I always enjoy reading the comments from Gary and my good friend Jack Tillmany. The Wurlitzer in the El Capitan was a style 235, of three manuals and eleven ranks of pipes. That organ had “open-toed” voicing to fill the huge auditorium. I remember the piano being in the pit. Edward Millington Stout

Tillmany on November 30, 2003 at 12:27 pm

El Capitan opened on June 29, 1928 with Patsy Ruth Miller in
We Americans, a second run attraction.
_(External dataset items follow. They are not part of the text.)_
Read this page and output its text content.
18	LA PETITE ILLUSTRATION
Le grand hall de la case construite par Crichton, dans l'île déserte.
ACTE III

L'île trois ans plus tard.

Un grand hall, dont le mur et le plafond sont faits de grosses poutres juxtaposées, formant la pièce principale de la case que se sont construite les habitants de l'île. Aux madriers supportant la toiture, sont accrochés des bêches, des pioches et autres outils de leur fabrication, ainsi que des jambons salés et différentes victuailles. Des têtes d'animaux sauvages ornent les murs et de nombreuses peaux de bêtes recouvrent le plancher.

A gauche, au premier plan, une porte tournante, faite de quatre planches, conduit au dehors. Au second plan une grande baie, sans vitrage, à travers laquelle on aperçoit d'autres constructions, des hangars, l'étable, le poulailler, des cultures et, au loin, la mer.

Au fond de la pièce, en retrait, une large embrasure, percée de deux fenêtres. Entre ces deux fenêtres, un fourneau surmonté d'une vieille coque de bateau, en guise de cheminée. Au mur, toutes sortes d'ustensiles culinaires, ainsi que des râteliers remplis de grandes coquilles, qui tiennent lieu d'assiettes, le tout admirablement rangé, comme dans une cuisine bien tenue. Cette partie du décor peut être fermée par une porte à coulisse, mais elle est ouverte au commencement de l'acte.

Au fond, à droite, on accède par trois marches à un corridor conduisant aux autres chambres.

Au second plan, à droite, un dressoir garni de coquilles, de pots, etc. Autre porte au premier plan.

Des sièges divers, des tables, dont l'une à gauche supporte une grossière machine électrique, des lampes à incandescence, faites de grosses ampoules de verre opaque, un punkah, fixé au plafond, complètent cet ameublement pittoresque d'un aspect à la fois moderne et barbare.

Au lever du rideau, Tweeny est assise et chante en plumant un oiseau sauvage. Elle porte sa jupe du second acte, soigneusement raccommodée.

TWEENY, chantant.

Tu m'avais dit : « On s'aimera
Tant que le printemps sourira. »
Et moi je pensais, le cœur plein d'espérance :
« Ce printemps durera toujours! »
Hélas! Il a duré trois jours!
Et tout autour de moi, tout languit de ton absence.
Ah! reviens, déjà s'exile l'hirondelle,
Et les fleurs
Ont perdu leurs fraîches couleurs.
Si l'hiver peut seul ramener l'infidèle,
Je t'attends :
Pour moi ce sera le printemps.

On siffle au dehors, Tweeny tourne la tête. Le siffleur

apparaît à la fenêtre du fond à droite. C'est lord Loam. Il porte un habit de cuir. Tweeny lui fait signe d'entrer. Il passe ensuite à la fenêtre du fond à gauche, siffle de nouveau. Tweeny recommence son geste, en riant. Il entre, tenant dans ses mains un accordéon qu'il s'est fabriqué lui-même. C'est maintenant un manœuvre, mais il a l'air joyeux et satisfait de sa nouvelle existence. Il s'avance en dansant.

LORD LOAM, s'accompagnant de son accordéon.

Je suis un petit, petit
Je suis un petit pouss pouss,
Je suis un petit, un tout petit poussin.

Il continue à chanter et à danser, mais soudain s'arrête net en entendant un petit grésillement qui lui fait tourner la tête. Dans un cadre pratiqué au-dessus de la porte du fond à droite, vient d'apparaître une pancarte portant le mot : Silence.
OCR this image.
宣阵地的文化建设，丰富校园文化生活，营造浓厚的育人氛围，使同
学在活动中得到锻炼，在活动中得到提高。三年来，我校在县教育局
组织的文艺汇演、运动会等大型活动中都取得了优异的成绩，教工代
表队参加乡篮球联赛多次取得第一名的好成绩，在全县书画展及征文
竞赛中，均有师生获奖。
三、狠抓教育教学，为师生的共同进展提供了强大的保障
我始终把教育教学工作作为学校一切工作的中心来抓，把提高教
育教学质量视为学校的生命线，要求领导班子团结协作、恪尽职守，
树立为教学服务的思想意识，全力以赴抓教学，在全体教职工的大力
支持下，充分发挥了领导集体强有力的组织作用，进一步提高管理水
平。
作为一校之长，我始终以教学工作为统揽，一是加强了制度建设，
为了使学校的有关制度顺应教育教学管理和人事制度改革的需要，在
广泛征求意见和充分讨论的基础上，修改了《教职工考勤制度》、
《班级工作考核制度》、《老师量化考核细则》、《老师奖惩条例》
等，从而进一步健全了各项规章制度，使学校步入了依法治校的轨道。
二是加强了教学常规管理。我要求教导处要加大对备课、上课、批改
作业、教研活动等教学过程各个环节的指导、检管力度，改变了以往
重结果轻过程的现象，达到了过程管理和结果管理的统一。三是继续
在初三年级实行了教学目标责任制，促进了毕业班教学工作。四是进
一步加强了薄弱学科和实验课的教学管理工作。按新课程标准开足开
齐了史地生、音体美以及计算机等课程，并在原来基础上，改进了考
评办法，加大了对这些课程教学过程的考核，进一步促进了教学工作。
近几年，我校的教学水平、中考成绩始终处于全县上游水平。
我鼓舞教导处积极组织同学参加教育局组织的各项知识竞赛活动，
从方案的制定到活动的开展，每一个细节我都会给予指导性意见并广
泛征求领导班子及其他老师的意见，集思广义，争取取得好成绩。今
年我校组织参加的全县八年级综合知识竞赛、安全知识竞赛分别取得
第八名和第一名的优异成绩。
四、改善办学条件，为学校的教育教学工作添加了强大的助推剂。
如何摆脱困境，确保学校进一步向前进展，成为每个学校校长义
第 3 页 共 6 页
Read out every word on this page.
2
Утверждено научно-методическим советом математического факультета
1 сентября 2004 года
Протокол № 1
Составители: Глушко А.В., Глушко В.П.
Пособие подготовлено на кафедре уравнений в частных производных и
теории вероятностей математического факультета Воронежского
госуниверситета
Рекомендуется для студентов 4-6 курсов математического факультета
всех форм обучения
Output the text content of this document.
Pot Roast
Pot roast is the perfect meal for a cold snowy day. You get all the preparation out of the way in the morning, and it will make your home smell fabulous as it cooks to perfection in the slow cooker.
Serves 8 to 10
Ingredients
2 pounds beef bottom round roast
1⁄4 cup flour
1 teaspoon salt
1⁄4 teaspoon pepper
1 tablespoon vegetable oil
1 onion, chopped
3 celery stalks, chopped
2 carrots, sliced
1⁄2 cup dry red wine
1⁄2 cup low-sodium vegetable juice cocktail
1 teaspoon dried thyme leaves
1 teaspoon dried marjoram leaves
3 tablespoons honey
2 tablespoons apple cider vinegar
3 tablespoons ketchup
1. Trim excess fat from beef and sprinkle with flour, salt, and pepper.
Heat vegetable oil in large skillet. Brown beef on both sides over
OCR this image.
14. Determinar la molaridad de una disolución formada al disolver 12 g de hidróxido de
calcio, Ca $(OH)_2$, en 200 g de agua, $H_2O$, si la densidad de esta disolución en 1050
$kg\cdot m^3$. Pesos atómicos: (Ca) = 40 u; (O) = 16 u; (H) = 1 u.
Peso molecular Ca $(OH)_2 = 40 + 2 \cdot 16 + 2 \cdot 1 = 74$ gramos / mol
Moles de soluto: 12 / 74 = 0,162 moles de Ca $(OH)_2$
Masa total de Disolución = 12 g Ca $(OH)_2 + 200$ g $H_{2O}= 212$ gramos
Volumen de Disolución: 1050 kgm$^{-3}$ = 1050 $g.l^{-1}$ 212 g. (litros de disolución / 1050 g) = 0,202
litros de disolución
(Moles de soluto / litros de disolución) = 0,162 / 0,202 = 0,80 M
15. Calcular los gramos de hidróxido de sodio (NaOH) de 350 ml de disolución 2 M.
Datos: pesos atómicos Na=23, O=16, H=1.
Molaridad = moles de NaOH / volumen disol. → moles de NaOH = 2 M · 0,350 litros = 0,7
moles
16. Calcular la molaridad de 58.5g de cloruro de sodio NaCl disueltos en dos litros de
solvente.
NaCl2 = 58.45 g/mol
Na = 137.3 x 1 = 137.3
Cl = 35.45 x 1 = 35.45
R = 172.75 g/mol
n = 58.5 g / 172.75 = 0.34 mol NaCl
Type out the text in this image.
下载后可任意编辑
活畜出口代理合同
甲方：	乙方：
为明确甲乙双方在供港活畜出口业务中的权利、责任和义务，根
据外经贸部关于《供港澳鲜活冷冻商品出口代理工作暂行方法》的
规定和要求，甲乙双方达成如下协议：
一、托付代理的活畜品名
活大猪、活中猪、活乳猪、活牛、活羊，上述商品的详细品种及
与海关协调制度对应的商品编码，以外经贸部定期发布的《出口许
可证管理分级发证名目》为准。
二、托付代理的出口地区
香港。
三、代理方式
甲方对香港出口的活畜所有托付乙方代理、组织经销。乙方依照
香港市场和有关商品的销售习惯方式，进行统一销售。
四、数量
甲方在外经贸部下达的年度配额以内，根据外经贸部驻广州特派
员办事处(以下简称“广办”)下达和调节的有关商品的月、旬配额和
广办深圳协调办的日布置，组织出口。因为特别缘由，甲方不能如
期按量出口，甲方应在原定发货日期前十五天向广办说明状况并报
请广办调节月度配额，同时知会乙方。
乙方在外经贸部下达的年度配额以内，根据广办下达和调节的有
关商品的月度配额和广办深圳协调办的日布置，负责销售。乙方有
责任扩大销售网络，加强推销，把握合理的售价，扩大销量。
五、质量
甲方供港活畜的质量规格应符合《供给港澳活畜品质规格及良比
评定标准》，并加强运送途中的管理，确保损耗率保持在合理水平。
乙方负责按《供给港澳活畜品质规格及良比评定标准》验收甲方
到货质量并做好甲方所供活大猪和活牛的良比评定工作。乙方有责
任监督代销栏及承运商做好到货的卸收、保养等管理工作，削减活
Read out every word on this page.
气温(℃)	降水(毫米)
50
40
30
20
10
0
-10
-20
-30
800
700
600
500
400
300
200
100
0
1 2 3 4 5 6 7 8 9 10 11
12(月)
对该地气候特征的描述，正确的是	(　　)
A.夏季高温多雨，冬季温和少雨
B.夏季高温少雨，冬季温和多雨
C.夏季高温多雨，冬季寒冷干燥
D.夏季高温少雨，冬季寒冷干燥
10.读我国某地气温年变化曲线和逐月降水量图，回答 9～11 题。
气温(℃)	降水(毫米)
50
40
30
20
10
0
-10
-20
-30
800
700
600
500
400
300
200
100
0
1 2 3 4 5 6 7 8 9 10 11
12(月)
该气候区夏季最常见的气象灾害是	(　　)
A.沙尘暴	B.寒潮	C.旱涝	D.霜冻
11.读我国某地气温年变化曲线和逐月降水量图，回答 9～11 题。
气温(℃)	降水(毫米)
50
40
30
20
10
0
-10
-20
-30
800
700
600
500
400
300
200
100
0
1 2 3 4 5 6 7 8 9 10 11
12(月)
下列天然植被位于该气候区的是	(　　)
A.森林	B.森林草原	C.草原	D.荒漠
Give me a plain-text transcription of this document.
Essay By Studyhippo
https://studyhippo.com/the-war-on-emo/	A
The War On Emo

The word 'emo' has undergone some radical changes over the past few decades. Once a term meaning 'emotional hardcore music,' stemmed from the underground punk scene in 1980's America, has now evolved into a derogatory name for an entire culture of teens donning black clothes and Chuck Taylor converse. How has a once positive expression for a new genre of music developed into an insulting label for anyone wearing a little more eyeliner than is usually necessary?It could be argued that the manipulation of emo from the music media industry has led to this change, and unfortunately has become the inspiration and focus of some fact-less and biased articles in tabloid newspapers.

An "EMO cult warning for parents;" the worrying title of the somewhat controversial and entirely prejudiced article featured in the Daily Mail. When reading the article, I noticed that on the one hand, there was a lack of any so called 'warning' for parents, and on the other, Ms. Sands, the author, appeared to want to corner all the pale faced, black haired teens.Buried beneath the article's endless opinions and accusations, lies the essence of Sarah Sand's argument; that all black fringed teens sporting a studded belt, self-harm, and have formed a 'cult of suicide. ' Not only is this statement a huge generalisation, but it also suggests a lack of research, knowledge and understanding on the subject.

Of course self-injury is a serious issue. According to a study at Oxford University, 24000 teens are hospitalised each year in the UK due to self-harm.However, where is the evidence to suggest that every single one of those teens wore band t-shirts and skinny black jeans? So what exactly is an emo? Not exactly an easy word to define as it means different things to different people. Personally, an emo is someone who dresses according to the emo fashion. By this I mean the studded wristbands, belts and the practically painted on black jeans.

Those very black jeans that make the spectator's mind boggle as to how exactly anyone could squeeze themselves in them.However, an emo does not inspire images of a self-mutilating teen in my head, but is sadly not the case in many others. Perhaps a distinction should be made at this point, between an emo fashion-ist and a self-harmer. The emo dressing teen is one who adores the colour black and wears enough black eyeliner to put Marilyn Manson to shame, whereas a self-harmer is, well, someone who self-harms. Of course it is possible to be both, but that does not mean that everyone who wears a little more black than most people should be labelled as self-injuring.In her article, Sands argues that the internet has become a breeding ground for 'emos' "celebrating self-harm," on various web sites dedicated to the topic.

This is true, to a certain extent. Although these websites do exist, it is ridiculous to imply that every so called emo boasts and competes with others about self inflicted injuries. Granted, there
It was built by
Ackerman, Harris and Oppen at a cost of $1,250,000.
Boasting 2578 seats (not 3100 as noted above), it was the
largest and most opulent of the many Mission Street houses,
and the first to bring second run films in wide screen CinemaScope to the Mission Street neighborhood in the late fall of 1953.
Unfortunately, its size and grandeur, with inherent operating costs,
soon became a detriment rather than a benefit, and it soon fell victim to the inroads of television. It closed first on
July 24, 1956; re-opened on May 1, 1957, offering 3 features at
reduced admission prices, and then closed permanently on December 15, 1957.

GaryParks on January 11, 2003 at 9:28 pm

As of this writing, the Wurlitzer organ from the El Capitan is installed in the Fox California, Salinas, and has been used on a number of occasions.